This lesson focuses on the remarkable physiology that keeps babies safe during birth by preventing premature breathing in the womb. Barbara Harper introduces the three natural fetal breathing inhibitors—decreased fetal breathing movements, high pulmonary vascular resistance, and mild hypoxia—and explains how each plays a protective role throughout labor and delivery.
We begin by examining fetal breathing movements (FBM), which are essential for lung development but gradually slow and then stop by 4 cm dilation. This pause, driven by rising levels of prostaglandin E2, helps conserve oxygen as labor intensifies.
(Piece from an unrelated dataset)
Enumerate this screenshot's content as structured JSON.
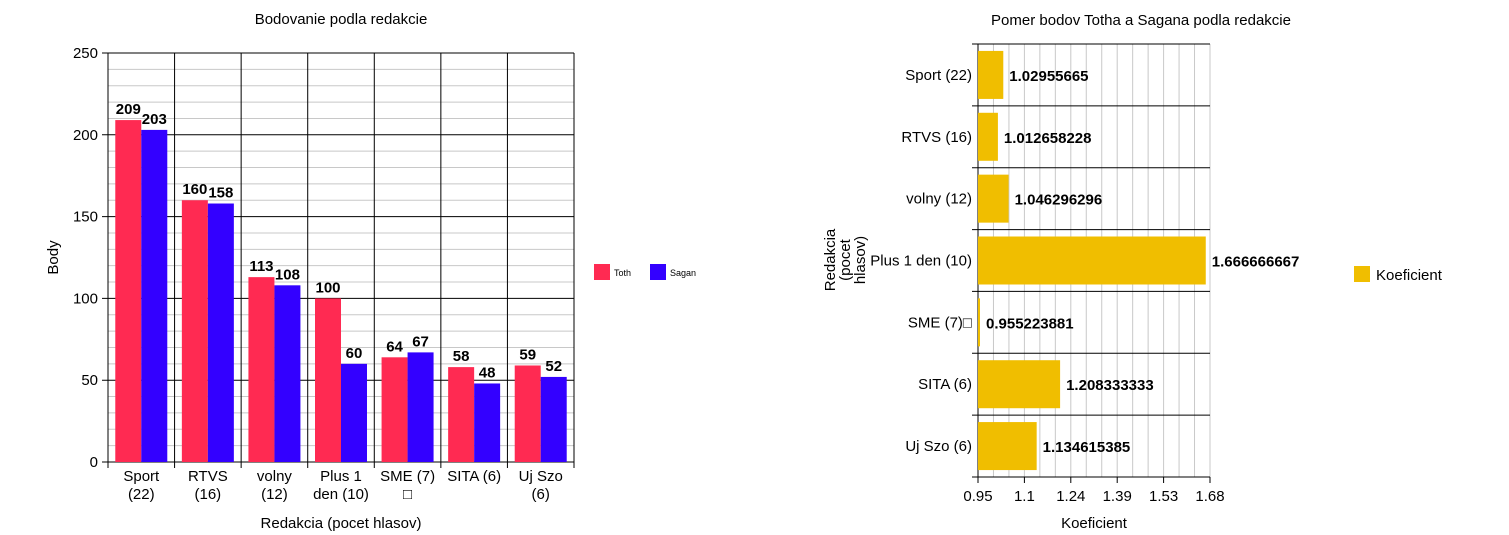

The lesson then explores the unique circulatory system of the fetus, where pulmonary resistance remains high until after birth. Only once the lungs are perfused with oxygenated blood—while the umbilical cord is still attached—can true respiration begin.
Through real-world data, Barbara explains how mild hypoxia is not only expected but necessary in the moments after birth. This temporary low oxygen state activates vital reflexes, including the first instinct to swallow before breathing begins. We also explore the dive reflex, a powerful safety mechanism triggered by chemoreceptors in the larynx that protects newborns from aspirating fluid.
Supported by current research and clinical insight, this lesson provides a deeper understanding of fetal adaptation and the critical transition from womb to world. Providers gain the tools to educate families and advocate for evidence-based practices—like delayed cord clamping—that honor the body’s innate wisdom and enhance neonatal safety during waterbirth.